To perform these waiata in foreign lands and to receive such an overwhelmingly positive response was mind-blowing. What comforted my heart was that so many people wanted to know more about my people! They devoured koorero I offered about my songs, including my great grandmother Nanny Mite’s famed waiata Kiwi Weka and were full of questions about our language and culture. They weren’t interested in Lord of the Rings, hobbits, and the NZ sheep population – they were inquisitive and craving knowledge about Te Ao Maaori!

Once the dust settled, I set about writing songs for my debut Theia album, endeavoring to follow a similar creative process to that of the TE KAAHU record. No more disjointed and sporadic studio sessions, with a producer sitting at a computer creating beats – both of us under pressure to churn out a finished banger in a matter of hours.
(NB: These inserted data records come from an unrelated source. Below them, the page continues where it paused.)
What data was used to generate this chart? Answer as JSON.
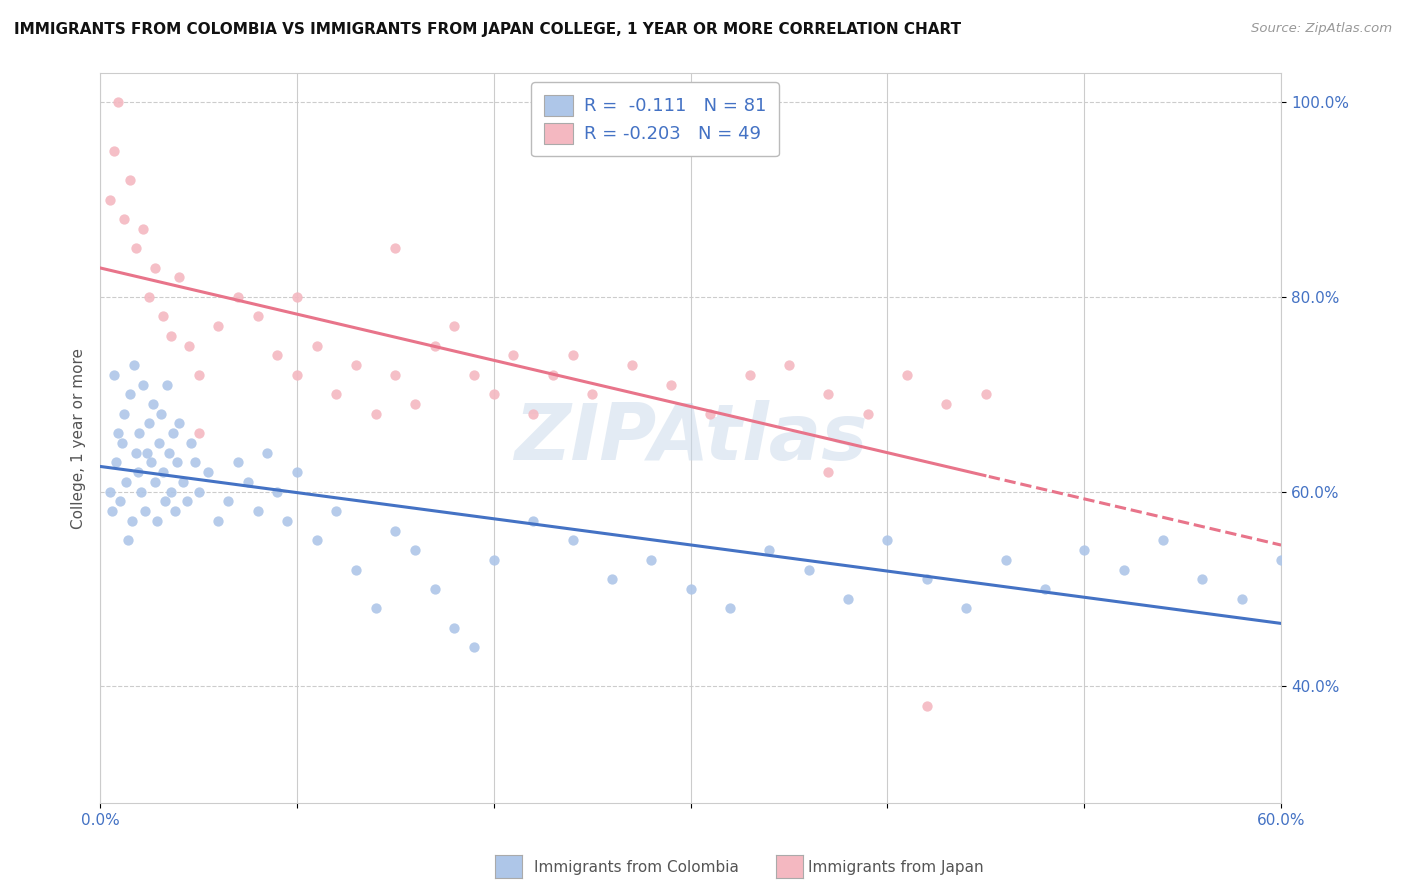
{
  "title": "IMMIGRANTS FROM COLOMBIA VS IMMIGRANTS FROM JAPAN COLLEGE, 1 YEAR OR MORE CORRELATION CHART",
  "source": "Source: ZipAtlas.com",
  "ylabel": "College, 1 year or more",
  "xlim": [
    0.0,
    0.6
  ],
  "ylim": [
    0.28,
    1.03
  ],
  "yticks": [
    0.4,
    0.6,
    0.8,
    1.0
  ],
  "yticklabels": [
    "40.0%",
    "60.0%",
    "80.0%",
    "100.0%"
  ],
  "colombia_color": "#aec6e8",
  "japan_color": "#f4b8c1",
  "colombia_line_color": "#4472c4",
  "japan_line_color": "#e8748a",
  "colombia_R": -0.111,
  "colombia_N": 81,
  "japan_R": -0.203,
  "japan_N": 49,
  "watermark": "ZIPAtlas",
  "legend_label_colombia": "Immigrants from Colombia",
  "legend_label_japan": "Immigrants from Japan",
  "colombia_scatter_x": [
    0.005,
    0.006,
    0.007,
    0.008,
    0.009,
    0.01,
    0.011,
    0.012,
    0.013,
    0.014,
    0.015,
    0.016,
    0.017,
    0.018,
    0.019,
    0.02,
    0.021,
    0.022,
    0.023,
    0.024,
    0.025,
    0.026,
    0.027,
    0.028,
    0.029,
    0.03,
    0.031,
    0.032,
    0.033,
    0.034,
    0.035,
    0.036,
    0.037,
    0.038,
    0.039,
    0.04,
    0.042,
    0.044,
    0.046,
    0.048,
    0.05,
    0.055,
    0.06,
    0.065,
    0.07,
    0.075,
    0.08,
    0.085,
    0.09,
    0.095,
    0.1,
    0.11,
    0.12,
    0.13,
    0.14,
    0.15,
    0.16,
    0.17,
    0.18,
    0.19,
    0.2,
    0.22,
    0.24,
    0.26,
    0.28,
    0.3,
    0.32,
    0.34,
    0.36,
    0.38,
    0.4,
    0.42,
    0.44,
    0.46,
    0.48,
    0.5,
    0.52,
    0.54,
    0.56,
    0.58,
    0.6
  ],
  "colombia_scatter_y": [
    0.6,
    0.58,
    0.72,
    0.63,
    0.66,
    0.59,
    0.65,
    0.68,
    0.61,
    0.55,
    0.7,
    0.57,
    0.73,
    0.64,
    0.62,
    0.66,
    0.6,
    0.71,
    0.58,
    0.64,
    0.67,
    0.63,
    0.69,
    0.61,
    0.57,
    0.65,
    0.68,
    0.62,
    0.59,
    0.71,
    0.64,
    0.6,
    0.66,
    0.58,
    0.63,
    0.67,
    0.61,
    0.59,
    0.65,
    0.63,
    0.6,
    0.62,
    0.57,
    0.59,
    0.63,
    0.61,
    0.58,
    0.64,
    0.6,
    0.57,
    0.62,
    0.55,
    0.58,
    0.52,
    0.48,
    0.56,
    0.54,
    0.5,
    0.46,
    0.44,
    0.53,
    0.57,
    0.55,
    0.51,
    0.53,
    0.5,
    0.48,
    0.54,
    0.52,
    0.49,
    0.55,
    0.51,
    0.48,
    0.53,
    0.5,
    0.54,
    0.52,
    0.55,
    0.51,
    0.49,
    0.53
  ],
  "japan_scatter_x": [
    0.005,
    0.007,
    0.009,
    0.012,
    0.015,
    0.018,
    0.022,
    0.025,
    0.028,
    0.032,
    0.036,
    0.04,
    0.045,
    0.05,
    0.06,
    0.07,
    0.08,
    0.09,
    0.1,
    0.11,
    0.12,
    0.13,
    0.14,
    0.15,
    0.16,
    0.17,
    0.18,
    0.19,
    0.2,
    0.21,
    0.22,
    0.23,
    0.24,
    0.25,
    0.27,
    0.29,
    0.31,
    0.33,
    0.35,
    0.37,
    0.39,
    0.41,
    0.43,
    0.45,
    0.37,
    0.05,
    0.1,
    0.15,
    0.42
  ],
  "japan_scatter_y": [
    0.9,
    0.95,
    1.0,
    0.88,
    0.92,
    0.85,
    0.87,
    0.8,
    0.83,
    0.78,
    0.76,
    0.82,
    0.75,
    0.72,
    0.77,
    0.8,
    0.78,
    0.74,
    0.72,
    0.75,
    0.7,
    0.73,
    0.68,
    0.72,
    0.69,
    0.75,
    0.77,
    0.72,
    0.7,
    0.74,
    0.68,
    0.72,
    0.74,
    0.7,
    0.73,
    0.71,
    0.68,
    0.72,
    0.73,
    0.7,
    0.68,
    0.72,
    0.69,
    0.7,
    0.62,
    0.66,
    0.8,
    0.85,
    0.38
  ]
}
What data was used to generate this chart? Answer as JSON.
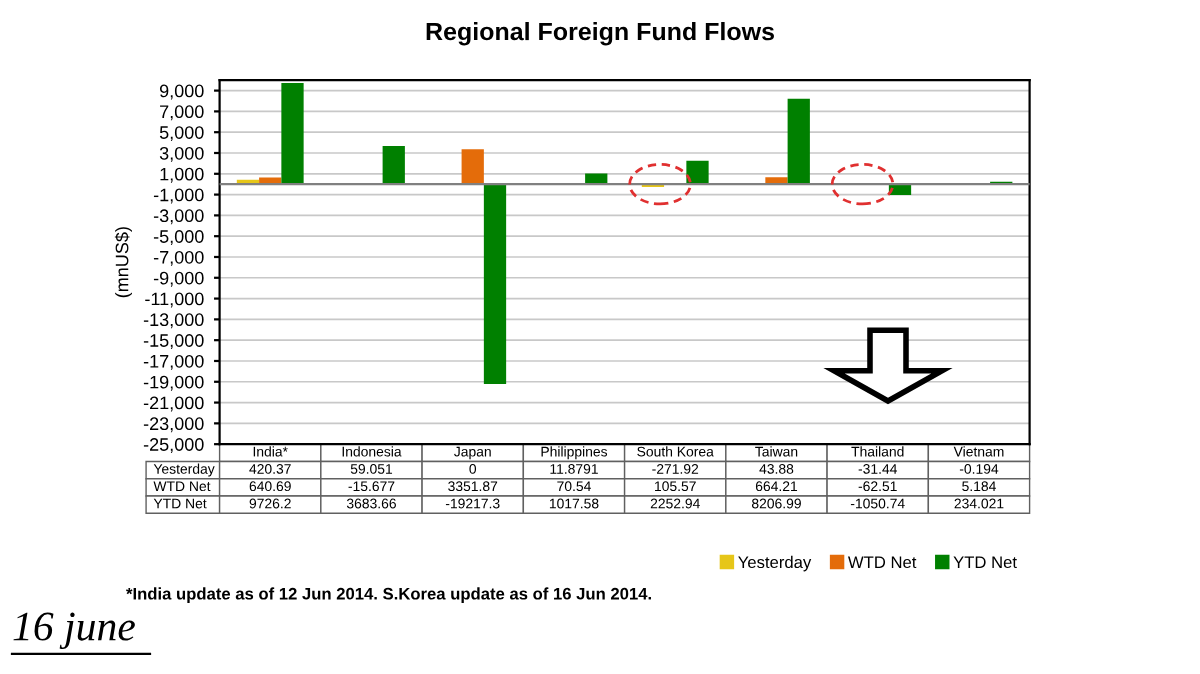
{
  "chart_data": {
    "type": "bar",
    "title": "Regional Foreign Fund Flows",
    "ylabel": "(mnUS$)",
    "categories": [
      "India*",
      "Indonesia",
      "Japan",
      "Philippines",
      "South Korea",
      "Taiwan",
      "Thailand",
      "Vietnam"
    ],
    "series": [
      {
        "name": "Yesterday",
        "color": "#e6c619",
        "values": [
          420.37,
          59.051,
          0,
          11.8791,
          -271.92,
          43.88,
          -31.44,
          -0.194
        ]
      },
      {
        "name": "WTD Net",
        "color": "#e46c0a",
        "values": [
          640.69,
          -15.677,
          3351.87,
          70.54,
          105.57,
          664.21,
          -62.51,
          5.184
        ]
      },
      {
        "name": "YTD Net",
        "color": "#008000",
        "values": [
          9726.2,
          3683.66,
          -19217.3,
          1017.58,
          2252.94,
          8206.99,
          -1050.74,
          234.021
        ]
      }
    ],
    "ylim": [
      -25000,
      10000
    ],
    "yticks": [
      {
        "value": -25000,
        "label": "-25,000"
      },
      {
        "value": -23000,
        "label": "-23,000"
      },
      {
        "value": -21000,
        "label": "-21,000"
      },
      {
        "value": -19000,
        "label": "-19,000"
      },
      {
        "value": -17000,
        "label": "-17,000"
      },
      {
        "value": -15000,
        "label": "-15,000"
      },
      {
        "value": -13000,
        "label": "-13,000"
      },
      {
        "value": -11000,
        "label": "-11,000"
      },
      {
        "value": -9000,
        "label": "-9,000"
      },
      {
        "value": -7000,
        "label": "-7,000"
      },
      {
        "value": -5000,
        "label": "-5,000"
      },
      {
        "value": -3000,
        "label": "-3,000"
      },
      {
        "value": -1000,
        "label": "-1,000"
      },
      {
        "value": 1000,
        "label": "1,000"
      },
      {
        "value": 3000,
        "label": "3,000"
      },
      {
        "value": 5000,
        "label": "5,000"
      },
      {
        "value": 7000,
        "label": "7,000"
      },
      {
        "value": 9000,
        "label": "9,000"
      }
    ],
    "grid": "y",
    "legend": "bottom right",
    "data_labels": true,
    "annotations": [
      "*India update as of 12 Jun 2014. S.Korea update as of 16 Jun 2014.",
      "16 june"
    ]
  }
}
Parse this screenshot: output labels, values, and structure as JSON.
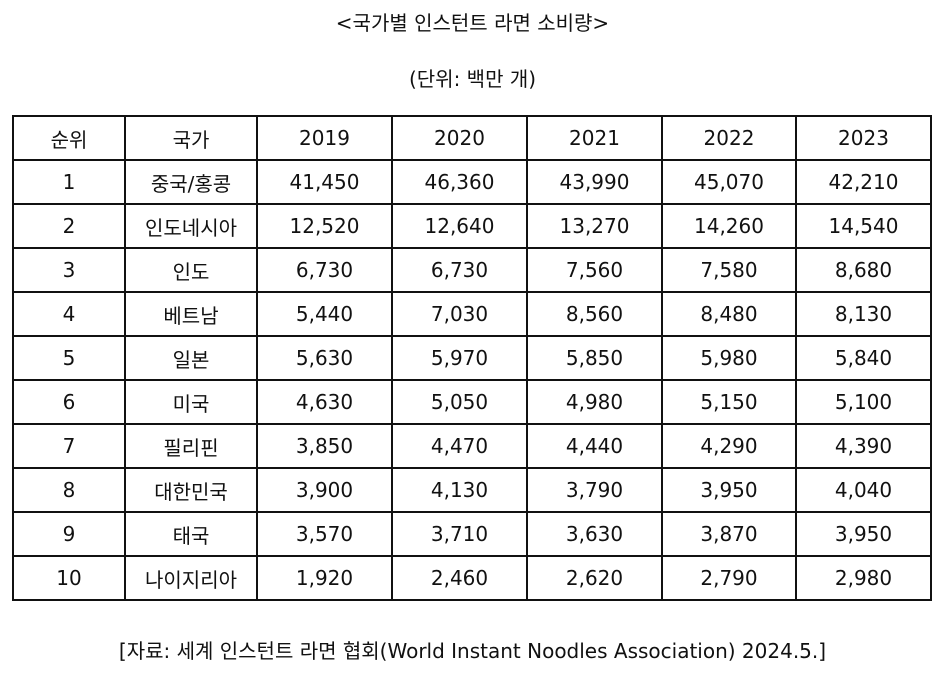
{
  "title": "<국가별 인스턴트 라면 소비량>",
  "unit": "(단위: 백만 개)",
  "table": {
    "headers": [
      "순위",
      "국가",
      "2019",
      "2020",
      "2021",
      "2022",
      "2023"
    ],
    "rows": [
      [
        "1",
        "중국/홍콩",
        "41,450",
        "46,360",
        "43,990",
        "45,070",
        "42,210"
      ],
      [
        "2",
        "인도네시아",
        "12,520",
        "12,640",
        "13,270",
        "14,260",
        "14,540"
      ],
      [
        "3",
        "인도",
        "6,730",
        "6,730",
        "7,560",
        "7,580",
        "8,680"
      ],
      [
        "4",
        "베트남",
        "5,440",
        "7,030",
        "8,560",
        "8,480",
        "8,130"
      ],
      [
        "5",
        "일본",
        "5,630",
        "5,970",
        "5,850",
        "5,980",
        "5,840"
      ],
      [
        "6",
        "미국",
        "4,630",
        "5,050",
        "4,980",
        "5,150",
        "5,100"
      ],
      [
        "7",
        "필리핀",
        "3,850",
        "4,470",
        "4,440",
        "4,290",
        "4,390"
      ],
      [
        "8",
        "대한민국",
        "3,900",
        "4,130",
        "3,790",
        "3,950",
        "4,040"
      ],
      [
        "9",
        "태국",
        "3,570",
        "3,710",
        "3,630",
        "3,870",
        "3,950"
      ],
      [
        "10",
        "나이지리아",
        "1,920",
        "2,460",
        "2,620",
        "2,790",
        "2,980"
      ]
    ]
  },
  "source": "[자료: 세계 인스턴트 라면 협회(World Instant Noodles Association) 2024.5.]"
}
Instead, I allowed myself time to explore lyrical themes and sonics and began delving deeper into subject matter like religious trauma (Crucified By U) and heteronormativity (Girls! and Dollhouse). I loved these songs and thought they would make it on the album. BUT along came the 2023 election, with the bitter fruits being the three-headed coalition government. Fueled by a fury that I’d not felt before, I sat down with my manager, who agreed we needed to cast aside the songs I’d intended for the album and start again. She sent me off, saying “Just go and make the album YOU want to make and don’t be afraid to push the boundaries as far as you possibly can.”

Watching the government recklessly unpick decades of progress in recognising the principles of tino rangatiratanga filled me with vehemence and sparked songs like BALDH3AD!, Hoki Whenua Mai (Return The Land), Patupaiarehe and I Picked A Flower From The Grave.

Theia_Girl, In A Savage World_ALBUM ARTWORK_HighRes_PC Frances Carter.jpg
(Photo: Frances Carter).

In writing, recording, and co-producing this album, I wanted to give permanence to maatauranga about the historical impact of colonisation upon Maaori and the subsequent cultural revitalisation through music, language revitalization and storytelling. It recalls ugly truths, such as the Tohunga Suppression Act, the loss of our native tongue through the missionary school system and the Raupatu of the Waikato Wars on my iwi, hapuu and whaanau.

In the same way that TE KAAHU had been warmly received overseas, so too were these new Theia songs. Performing them to audiences in Los Angeles, Calgary, Utah, Montana, and Seattle, I was heartened to find people already knew about, and were saddened by, the political unrest back home in Aotearoa; a country they’d always believed to be a leader in equality. Their response made me more determined to keep pushing the boundaries and now, after two years of crafting a body of work on my terms, the album is out in the world

Despite this heaviness, there’s also hope imbued in this record. Through music, there is hope for the betterment of rangatahi and Maaori throughout Aotearoa, as well as our Indigenous relatives overseas. Te Ao Maaori is something to be celebrated and revered. It must be protected at all costs!

If my album Girl, In A Savage World does cross your path, please lend her your ear. It may be a confrontational listen in places, but I say, sit in the discomfort. My intention is not to cause further division in Aotearoa, it is to bring us closer together. There is such strength in being able to look back on the past to inform our future and healing.

I’ve been asked a few times what I want people to take away from this record. My answer lies in the last few lines from the final waiata on the album, I Picked A Flower From The Grave, written for my staunch Nanny Mite Kukutai – Te Taniwha O Waikato: “Great grandmother hear my cry! Wipe these tears from my eyes. I will sing till my last breath! I will not let them forget. I will not let them forget!”